31 Aralık 2013 Salı
10 Aralık 2013 Salı
prezo
Tam 8 aydır bir
markette kasiyer olarak çalışıyorum. Satış görevlisi de diyor bazıları. Tam 3
aydır aşığım. Müşteri de diyor bazıları ona. Hafta içi 3 gün markete gelir. Bazen
3-5 küçük şey, bazen de yüklüce alışverişler yapar. En sevdiğim zamanlar yüklü
alışveriş zamanları. Ağzına kadar dolu bir alışveriş sepetiyle kasanın önüne
gelir. En azından 10 dakika karşımda durur.Küçük bakışmalar.Sepettekileri banda
koyar, bende geçiririm.Yüz yirmi iki lira elli kuruş.
Ama bunların hepsi
geride kaldı. Artık o markete çalışmıyorum ve buralardan dönmemek üzere gitmek
istiyorum. Bir şey söylemeden çıktım ve bir daha gitmedim o markete, gerçeği
bilmiyorlar. Ben gerçeği söyleyeyim eğer kredi kartı kendininse adı Deniz. Geçenlerde
kısa bir alışveriş için geldi ve bir kaç şey aldı. Bütün ürünleri geçirdiğim de
biraz duraksadı ve arkamdaki kilitli dolaptan prezervatif istedi. Gözlerinin
içine baktım. Yutkundum. Elim anahtara gitmedi bir an. Belki vazgeçer sandım
duraklayınca. Olmadı, bekledi karşımda çekinmeden. Ne diyebilirdim de
vazgeçirebilirdim onu.Böyle bir söz var mıydı acaba dünyada.Keşke biraz kitap
okusaydım,biraz film izleseydim belki birileri çözmüştür bu durumu daha önce.Anahtarı
elime aldım kilide uzattım.Elim hafif titredi.Hiç hatırlamıyorum markasını,
çeşidini herhangi bir prezervatife uzandım.O değil dedi bir yanındaki.Tercihi
de çok netti.Bir yanındakini aldım kasadan geçirdim.Yirmi iki lira seksen
kuruş.Karttan geçirdim fişi verirken istifa mektubumu düşünüyordum.Kimin o
prezervatifi sikine geçirip onun üstüne çıkacağını hayal etmemek için hemen başka
şeyler kurmaya başladım.İstifa mektubu yazdım, Almanya’ya kuzenlerin yanına
gittim,cumartesi gecesi barda bir kızla tanıştım,milli piyango bana çıktı…
O gün izin
isteyerek erken çıktım marketten.

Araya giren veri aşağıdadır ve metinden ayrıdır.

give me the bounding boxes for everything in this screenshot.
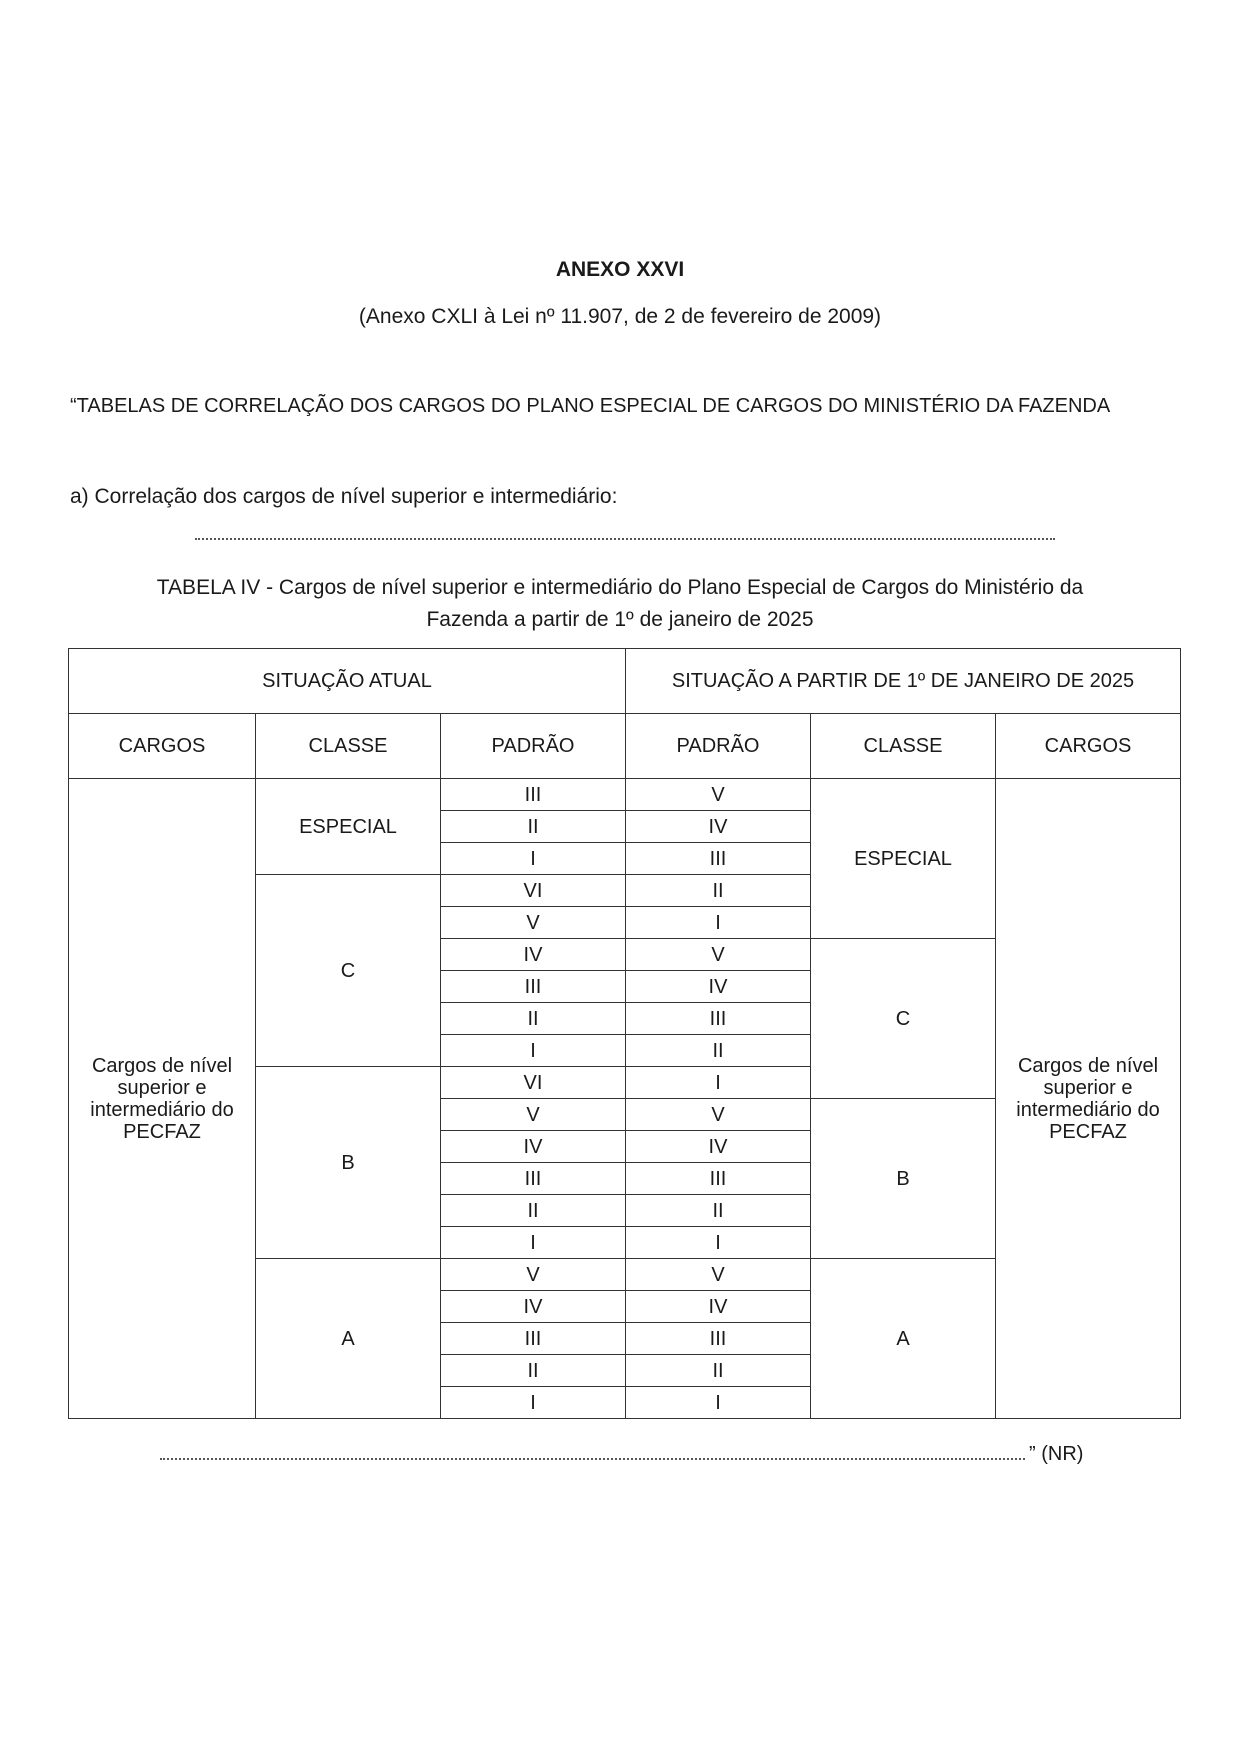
classe-current-c: C [256, 875, 441, 1067]
classe-new-b: B [811, 1099, 996, 1259]
closing-line [160, 1442, 1083, 1466]
padrao-current-cell: II [441, 1003, 626, 1035]
annex-subtitle: (Anexo CXLI à Lei nº 11.907, de 2 de fevereiro de 2009) [358, 305, 882, 328]
padrao-new-cell: IV [626, 971, 811, 1003]
padrao-new-cell: IV [626, 1131, 811, 1163]
padrao-new-cell: V [626, 939, 811, 971]
ellipsis-dots-bottom [160, 1442, 1025, 1460]
correlation-table [68, 648, 1181, 1419]
column-header-row [69, 714, 1181, 779]
classe-new-a: A [811, 1259, 996, 1419]
classe-current-a: A [256, 1259, 441, 1419]
section-a-label: a) Correlação dos cargos de nível superior e intermediário: [70, 485, 618, 508]
padrao-current-cell: IV [441, 1131, 626, 1163]
padrao-current-cell: IV [441, 1291, 626, 1323]
group-header-new: SITUAÇÃO A PARTIR DE 1º DE JANEIRO DE 2025 [626, 649, 1181, 714]
padrao-new-cell: III [626, 1003, 811, 1035]
group-header-row [69, 649, 1181, 714]
padrao-current-cell: I [441, 1387, 626, 1419]
closing-mark: ” (NR) [1029, 1443, 1084, 1465]
table-caption-line2: Fazenda a partir de 1º de janeiro de 2025 [426, 608, 814, 631]
table-row [69, 779, 1181, 811]
padrao-current-cell: I [441, 843, 626, 875]
classe-new-c: C [811, 939, 996, 1099]
padrao-current-cell: III [441, 1323, 626, 1355]
padrao-new-cell: I [626, 1227, 811, 1259]
padrao-current-cell: II [441, 1195, 626, 1227]
padrao-current-cell: V [441, 1099, 626, 1131]
padrao-new-cell: V [626, 1099, 811, 1131]
padrao-new-cell: I [626, 1387, 811, 1419]
column-header-cargos-current: CARGOS [69, 714, 256, 779]
classe-current-especial: ESPECIAL [256, 779, 441, 875]
padrao-new-cell: III [626, 1163, 811, 1195]
padrao-new-cell: I [626, 1067, 811, 1099]
group-header-current: SITUAÇÃO ATUAL [69, 649, 626, 714]
table-caption-line1: TABELA IV - Cargos de nível superior e intermediário do Plano Especial de Cargos do Ministério da [156, 576, 1084, 599]
padrao-current-cell: III [441, 1163, 626, 1195]
padrao-new-cell: III [626, 843, 811, 875]
ellipsis-dots-top [195, 530, 1055, 540]
tables-heading: “TABELAS DE CORRELAÇÃO DOS CARGOS DO PLANO ESPECIAL DE CARGOS DO MINISTÉRIO DA FAZENDA [70, 395, 1111, 417]
padrao-current-cell: V [441, 907, 626, 939]
padrao-current-cell: II [441, 811, 626, 843]
column-header-padrao-current: PADRÃO [441, 714, 626, 779]
padrao-new-cell: V [626, 1259, 811, 1291]
column-header-classe-current: CLASSE [256, 714, 441, 779]
padrao-current-cell: V [441, 1259, 626, 1291]
classe-new-especial: ESPECIAL [811, 779, 996, 939]
padrao-current-cell: I [441, 1035, 626, 1067]
padrao-new-cell: IV [626, 811, 811, 843]
cargos-current-cell: Cargos de nível superior e intermediário do PECFAZ [69, 779, 256, 1419]
padrao-current-cell: IV [441, 939, 626, 971]
padrao-new-cell: IV [626, 1291, 811, 1323]
padrao-new-cell: II [626, 1195, 811, 1227]
column-header-classe-new: CLASSE [811, 714, 996, 779]
padrao-current-cell: III [441, 971, 626, 1003]
padrao-new-cell: I [626, 907, 811, 939]
classe-current-b: B [256, 1067, 441, 1259]
padrao-new-cell: III [626, 1323, 811, 1355]
table-caption [90, 572, 1150, 636]
padrao-current-cell: VI [441, 1067, 626, 1099]
padrao-new-cell: II [626, 1035, 811, 1067]
padrao-current-cell: I [441, 1227, 626, 1259]
cargos-new-cell: Cargos de nível superior e intermediário do PECFAZ [996, 779, 1181, 1419]
padrao-current-cell: III [441, 779, 626, 811]
padrao-new-cell: II [626, 875, 811, 907]
padrao-new-cell: II [626, 1355, 811, 1387]
annex-title: ANEXO XXVI [555, 258, 685, 281]
column-header-cargos-new: CARGOS [996, 714, 1181, 779]
padrao-current-cell: VI [441, 875, 626, 907]
padrao-current-cell: II [441, 1355, 626, 1387]
column-header-padrao-new: PADRÃO [626, 714, 811, 779]
padrao-new-cell: V [626, 779, 811, 811]
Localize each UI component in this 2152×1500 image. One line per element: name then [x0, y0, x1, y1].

Hayallerim bitmişti. Daha önce pek hayal
kurmamışım sanırım, hemen bittiler. Sıra o prezervatifi takacak kıllı, iğrenç
adama gelmişti.Kirli sakallıydı,rahatsız etmeyecek hafif bir göbeği vardı, bir
kafenin ortağıydı ve başka projeleri de vardı.Zorba Yaşar’ın meyhaneye girdim,
içtikçe adamın yüzü kafamda daha da netleşiyordu.Hiç tanımadığım bir adamı
tanımaya başlamıştım.Yine çok rahatsız etmeyecek bir serseriliği
vardı.Gençliğinde seyyarda film satmış,pazarcılık yapmış,garsonluk yapmış ve en
sonunda bir kafeye ortak olmuştu.34 yaşındaydı.Yüzündeki çizgiler, sakallarını
bastırıyordu yer yer.Zorba’nın meyhanedeki 13. günümdü.13 gündür işe gitmedim,
herhalde kovmuşlardır.Son 2 gündür yazdırıyordum içtiklerimi.Maaş
bitti.Muhtemelen prezervatif kutusu da bitmiştir.